The FAMCare Blog

A Social Worker Celebrates Christmas

Posted by George Ritacco on Dec 14, 2017 12:43:30 PM


“I was brought up in a household where Christmas meant fun, laughter, presents and lots of food. Christmas was my favorite time of the year,” a social worker, who prefers to remain anonymous, began her Christmas story. “I guess that’s why, when I began my career in social work, it startled me to realize that for most of the children in my care Christmas was a very difficult time.” 

She squinted a little and shook her head as she realized how naive she had been. “I very quickly realized that for many of my children, Christmas is a depressing time.

“I decided to make it my mission to offer every one of the young people in my care something to look forward to at Christmas. I would begin early in the fall to ask for donations, and for the past couple of years I have been supported by a local charity which has given me presents for the younger children.

"Around this time of year my house begins to fill up with all these presents. I sort them out for each of the children and wait till Christmas eve to go around and play Santa. 

"Now here’s the story I want to share. Last Christmas Eve my last drop was around 7pm. I was pretty worn out by that time and wanted to go home to my family so I was impatient and perhaps a little grumpy when I knocked on the door.

"I was greeted by an elderly grandma who was caring for five children on her own. She greeted me with such gratitude, appreciation, and warmth that I was a little ashamed that I was feeling impatient and maybe a little short with my greeting. Nonetheless, I was invited in, guided into a tattered, stuffed chair and served cider in a used paper cup while grandma beamed at me and the children danced and jumped up and down with excitement. They kept offering me more cider and showing me the gifts I had just given them. Grandma just kept smiling and refilling my cup and kept thanking me and thanking me.

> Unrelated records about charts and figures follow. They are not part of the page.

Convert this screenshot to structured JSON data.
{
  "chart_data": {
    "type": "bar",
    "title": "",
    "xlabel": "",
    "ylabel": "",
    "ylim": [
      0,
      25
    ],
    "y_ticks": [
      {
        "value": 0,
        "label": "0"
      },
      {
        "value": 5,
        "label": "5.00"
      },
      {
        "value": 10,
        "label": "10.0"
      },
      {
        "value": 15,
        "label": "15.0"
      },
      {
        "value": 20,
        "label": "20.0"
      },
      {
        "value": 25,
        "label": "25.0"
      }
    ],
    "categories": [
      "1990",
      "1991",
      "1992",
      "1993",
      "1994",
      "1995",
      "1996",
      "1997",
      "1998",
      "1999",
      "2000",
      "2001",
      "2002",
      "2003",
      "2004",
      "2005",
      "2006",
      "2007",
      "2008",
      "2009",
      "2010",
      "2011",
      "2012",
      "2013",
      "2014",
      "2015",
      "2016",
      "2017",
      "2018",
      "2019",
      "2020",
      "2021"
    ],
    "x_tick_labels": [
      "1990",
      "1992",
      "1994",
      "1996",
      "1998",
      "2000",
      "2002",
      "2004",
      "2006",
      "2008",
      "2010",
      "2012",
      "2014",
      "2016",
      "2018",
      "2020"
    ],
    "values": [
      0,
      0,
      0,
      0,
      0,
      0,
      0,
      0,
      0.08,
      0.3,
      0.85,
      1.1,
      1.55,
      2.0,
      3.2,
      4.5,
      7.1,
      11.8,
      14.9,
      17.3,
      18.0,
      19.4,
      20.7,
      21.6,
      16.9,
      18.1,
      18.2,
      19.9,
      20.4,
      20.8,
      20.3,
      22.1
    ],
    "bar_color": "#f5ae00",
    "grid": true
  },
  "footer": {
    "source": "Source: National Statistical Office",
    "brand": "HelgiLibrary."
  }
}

“At that moment, after all those years of collecting presents for the children at Christmas, I understood what I was actually giving them. I realized that I was providing the opportunity for these poor lonely children to feel loved by someone at Christmas. To feel that someone cared about them. I think even Grandma needed that.

“At this time of year, when families all over the world come together and express their love and concern for one another, I was the only one for these forgotten children. I was the family that was missing in their lives. Their suffering was not from a lack of material goods. They were suffering from a lack of love. No one cared about them. That’s what hurt. That’s why Christmas was a depressing time for them. They didn’t need the trinkets and toys I brought. They just needed me.

“I stayed for a while drinking cup after cup of cider until I thought I would explode. The staying and accepting their gratitude was my gift to them. I didn’t leave until I felt that they had experienced a little of the comfort I felt as a child with my family gathered around me at Christmas.

“That was the gift that the grandma and her five little grandchildren gave to me. They gave me the gift of understanding; they taught me the nature of love."